Une nette dévalorisation du mot OUI, voilà la note singulière sur laquelle l'année 2009 s'était achevée en Europe francophone.

La Mission linguistique francophone avait constaté le succès fulgurant d'une nouvelle manière d'acquiescer : il s'agissait de répondre que "ça marche". Dans des contextes où notre langue emploie d'ordinaire les multiséculaires "oui", "entendu" ou "d'accord", la tendance était désormais à répondre "ça marche". Cet usage semble issu des métiers de la restauration. "- Une choucroute et deux truites aux amandes !" lançait le serveur ; "- Ça marche !" lui répondait-on en cuisine.

Cette vogue n'éclipsait pas encore le très international "OK", mais s'y joignait plutôt.
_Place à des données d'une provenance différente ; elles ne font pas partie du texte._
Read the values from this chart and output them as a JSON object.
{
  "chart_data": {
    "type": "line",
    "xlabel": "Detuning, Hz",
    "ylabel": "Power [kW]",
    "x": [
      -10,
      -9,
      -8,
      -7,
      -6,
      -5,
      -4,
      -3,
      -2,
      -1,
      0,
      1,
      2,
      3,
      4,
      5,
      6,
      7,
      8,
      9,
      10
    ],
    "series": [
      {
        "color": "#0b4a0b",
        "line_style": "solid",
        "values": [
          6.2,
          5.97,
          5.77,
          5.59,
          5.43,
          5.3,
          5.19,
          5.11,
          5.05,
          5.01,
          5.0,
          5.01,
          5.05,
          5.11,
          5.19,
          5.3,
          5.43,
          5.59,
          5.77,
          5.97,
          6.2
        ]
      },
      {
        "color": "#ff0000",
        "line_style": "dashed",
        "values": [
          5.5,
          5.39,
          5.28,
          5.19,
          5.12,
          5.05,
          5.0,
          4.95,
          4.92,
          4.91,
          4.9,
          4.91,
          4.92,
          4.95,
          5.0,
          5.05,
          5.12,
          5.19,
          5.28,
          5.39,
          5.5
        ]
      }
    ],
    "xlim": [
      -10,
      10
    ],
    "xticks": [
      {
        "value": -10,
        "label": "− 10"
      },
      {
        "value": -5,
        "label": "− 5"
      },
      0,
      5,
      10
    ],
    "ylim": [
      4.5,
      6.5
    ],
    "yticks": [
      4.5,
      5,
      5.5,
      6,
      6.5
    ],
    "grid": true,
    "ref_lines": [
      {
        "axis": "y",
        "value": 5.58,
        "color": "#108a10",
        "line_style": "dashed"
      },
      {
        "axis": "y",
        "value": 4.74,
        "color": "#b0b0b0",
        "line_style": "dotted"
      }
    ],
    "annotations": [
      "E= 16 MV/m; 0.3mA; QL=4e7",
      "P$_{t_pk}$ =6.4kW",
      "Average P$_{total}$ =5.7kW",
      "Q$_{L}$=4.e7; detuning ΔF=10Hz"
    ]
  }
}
Le couple "OK, ça marche" était même particulièrement prisé, fin 2009. Près d'une décennie plus tard, "ça marche" a fini par supplanter nettement "OK". Plus d'un locuteur sur quatre a maintenant pris le pli de remplacer "oui", "entendu" ou "d'accord" par l'incongru "ça marche". Il n'est pas rare d'entendre ajouter encore, avant ou après : "y'a pas d'souci", et éventuellement : "on fait comme ça". Qu'une telle surcharge de syllabes et de phrases toutes faites, un peu idiotes, soit devenue nécessaire pour exprimer son approbation est le signe que, sur le plan du langage, ça ne marche pas tant que ça... et qu'il y a un souci.